In the proof of a proposition in section 3.7 dealing with the time-dependent Schrödinger eqaution, stating $$\frac{d}{dt}\langle A\rangle_{\psi(t)} =\langle\frac{1}{i\hbar}[A,\hat{H}]\rangle_{\psi(t)}$$ where $\langle A\rangle_{\psi(t)}=\langle \psi(t), A\psi(t)\rangle$ and $A$ is an operator, there is a calculation showing that $$\frac{d}{dt}\langle\psi(t),A\psi(t)\rangle=\langle\frac{d\psi}{dt},A\psi\rangle+\langle\psi,A\frac{d\psi}{dt}\rangle.$$ Now, the inner product is defined to be the usual inner product for $L^2(\mathbb{R})$ with respect to position, but since $\psi$ is not dependent on position how can this inner product even be defined? And if the author meant for the wave function to be $\psi(t,x)$, should the (total) derivatives with respect to $t$ in the inner product not be partial derivatives with respect to $t$?
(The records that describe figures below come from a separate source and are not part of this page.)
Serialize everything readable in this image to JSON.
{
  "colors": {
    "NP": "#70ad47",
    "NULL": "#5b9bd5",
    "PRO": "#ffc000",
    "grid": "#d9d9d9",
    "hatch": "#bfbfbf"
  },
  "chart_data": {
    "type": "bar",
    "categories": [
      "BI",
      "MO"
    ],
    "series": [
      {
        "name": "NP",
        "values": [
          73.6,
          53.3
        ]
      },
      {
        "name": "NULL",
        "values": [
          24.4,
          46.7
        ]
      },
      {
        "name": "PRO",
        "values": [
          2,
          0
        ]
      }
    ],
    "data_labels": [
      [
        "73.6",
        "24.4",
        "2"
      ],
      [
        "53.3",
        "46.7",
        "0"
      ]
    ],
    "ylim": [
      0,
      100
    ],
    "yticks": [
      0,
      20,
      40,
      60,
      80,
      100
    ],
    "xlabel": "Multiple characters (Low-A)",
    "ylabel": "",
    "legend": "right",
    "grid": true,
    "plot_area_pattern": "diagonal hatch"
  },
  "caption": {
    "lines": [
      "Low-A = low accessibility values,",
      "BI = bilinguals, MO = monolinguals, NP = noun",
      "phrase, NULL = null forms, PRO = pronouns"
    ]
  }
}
There are at least two plausible interpretations for the equation $$ \frac{d}{dt} \langle\psi(t), A\psi(t)\rangle = \left\langle\frac{d\psi}{dt}, A\psi\right \rangle + \left\langle\psi, A\frac{d\psi}{dt}\right\rangle; \tag{1} $$ not sure which, if either, the author intended.
The time-dependent wave function $\psi$ is taken to be $L^{2}$-valued, not complex-valued; the time derivatives are also $L^{2}$-valued, and (1) is a formal consequence of bilinearity of the inner product.
Equation (1) should be taken as holding at each position $x$, and the $L^{2}$ inner product found by integrating each side.
Technically, an element of $L^{2}$ isn't a complex-valued function, but an equivalence class of functions with any two identically equal except on a set of measure zero. Consequently, any equation involving pointwise (spatial) values of $\psi$ has to be interpreted carefully. It's possible this explains your author's notation.